When considering schools, some decisions are straight forward – independent or government, single-sex or co-ed. But some decisions may be overlooked.
Look long term
“You have to remember that secondary school is a journey,” Cathie says. “It might be hard to imagine your daughter as a student in Year 11 or 12 if she is currently 8 years old. It’s important to look at the pathways, subjects and opportunities that will be available to them in their later years. Parents should always look at the long term, not just think that they will figure it out later on once their child is in Year 9.”
Particularly for independent schools, Cathie recommends applying for a place by grade 3 or 4 as secondary school offers are usually sent out during Year 4. “It’s reassuring to have a known pathway ahead,” she says. “However, if you have not yet organised these applications it is still worth investigating your options, or join a waitlist.”

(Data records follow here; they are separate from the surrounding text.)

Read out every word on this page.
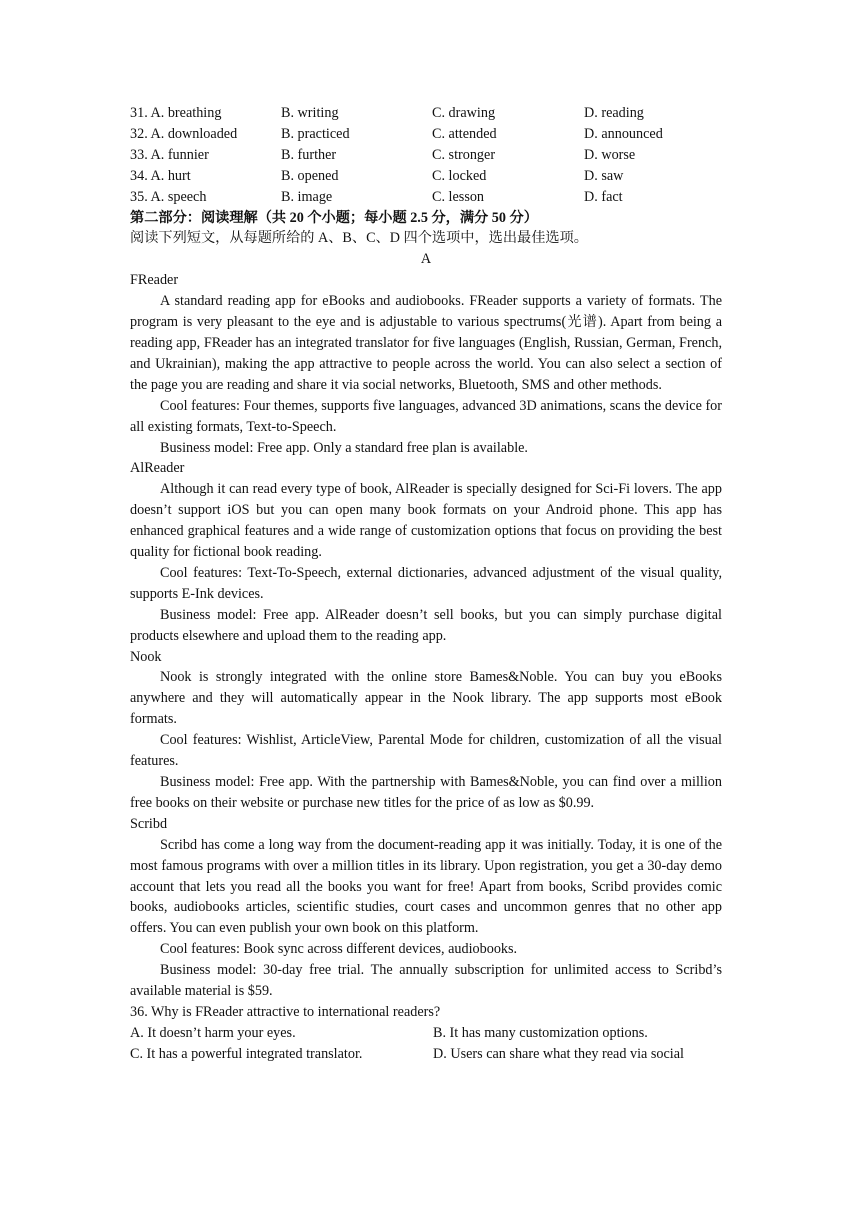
31. A. breathing	B. writing	C. drawing	D. reading
32. A. downloaded	B. practiced	C. attended	D. announced
33. A. funnier	B. further	C. stronger	D. worse
34. A. hurt	B. opened	C. locked	D. saw
35. A. speech	B. image	C. lesson	D. fact
第二部分：阅读理解（共 20 个小题；每小题 2.5 分，满分 50 分）
阅读下列短文，从每题所给的 A、B、C、D 四个选项中，选出最佳选项。
A
FReader
A standard reading app for eBooks and audiobooks. FReader supports a variety of formats. The program is very pleasant to the eye and is adjustable to various spectrums(光谱). Apart from being a reading app, FReader has an integrated translator for five languages (English, Russian, German, French, and Ukrainian), making the app attractive to people across the world. You can also select a section of the page you are reading and share it via social networks, Bluetooth, SMS and other methods.
Cool features: Four themes, supports five languages, advanced 3D animations, scans the device for all existing formats, Text-to-Speech.
Business model: Free app. Only a standard free plan is available.
AlReader
Although it can read every type of book, AlReader is specially designed for Sci-Fi lovers. The app doesn’t support iOS but you can open many book formats on your Android phone. This app has enhanced graphical features and a wide range of customization options that focus on providing the best quality for fictional book reading.
Cool features: Text-To-Speech, external dictionaries, advanced adjustment of the visual quality, supports E-Ink devices.
Business model: Free app. AlReader doesn’t sell books, but you can simply purchase digital products elsewhere and upload them to the reading app.
Nook
Nook is strongly integrated with the online store Bames&Noble. You can buy you eBooks anywhere and they will automatically appear in the Nook library. The app supports most eBook formats.
Cool features: Wishlist, ArticleView, Parental Mode for children, customization of all the visual features.
Business model: Free app. With the partnership with Bames&Noble, you can find over a million free books on their website or purchase new titles for the price of as low as $0.99.
Scribd
Scribd has come a long way from the document-reading app it was initially. Today, it is one of the most famous programs with over a million titles in its library. Upon registration, you get a 30-day demo account that lets you read all the books you want for free! Apart from books, Scribd provides comic books, audiobooks articles, scientific studies, court cases and uncommon genres that no other app offers. You can even publish your own book on this platform.
Cool features: Book sync across different devices, audiobooks.
Business model: 30-day free trial. The annually subscription for unlimited access to Scribd’s available material is $59.
36. Why is FReader attractive to international readers?
A. It doesn’t harm your eyes.	B. It has many customization options.
C. It has a powerful integrated translator.	D. Users can share what they read via social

It’s easy to be dazzled by flashy new buildings or impressive academic scores, but don’t lose sight of how the school will help your daughter to grow as a person, as well as co-curricular opportunities, programs and outdoor education.
It is also important to remember that a shorter geographical distance doesn’t always mean ease of access – for instance, a school further away may be easier to travel to on a direct train line. “Consider public transport routes, as your daughter will want to be independent,” says Cathie.
Bring your daughter along to a school tour so she can familiarise herself with the surroundings, and don’t be afraid to ask questions. While it is important that your daughter is involved in the decision making process, especially in later secondary years, Cathie says choosing a school ultimately needs to be the parents’ decision.
“At this young age, you know your daughter best. You know her strengths and interests and you know where she will thrive,” she says. “Don’t be swayed by what your daughter’s friends are doing or pressure from the schoolyard chatter. Make a decision based on what you know about your daughter and where she will flourish, and don’t be afraid to be different,” says Cathie.
“You’ve done the research, so you have to back yourself as a parent.”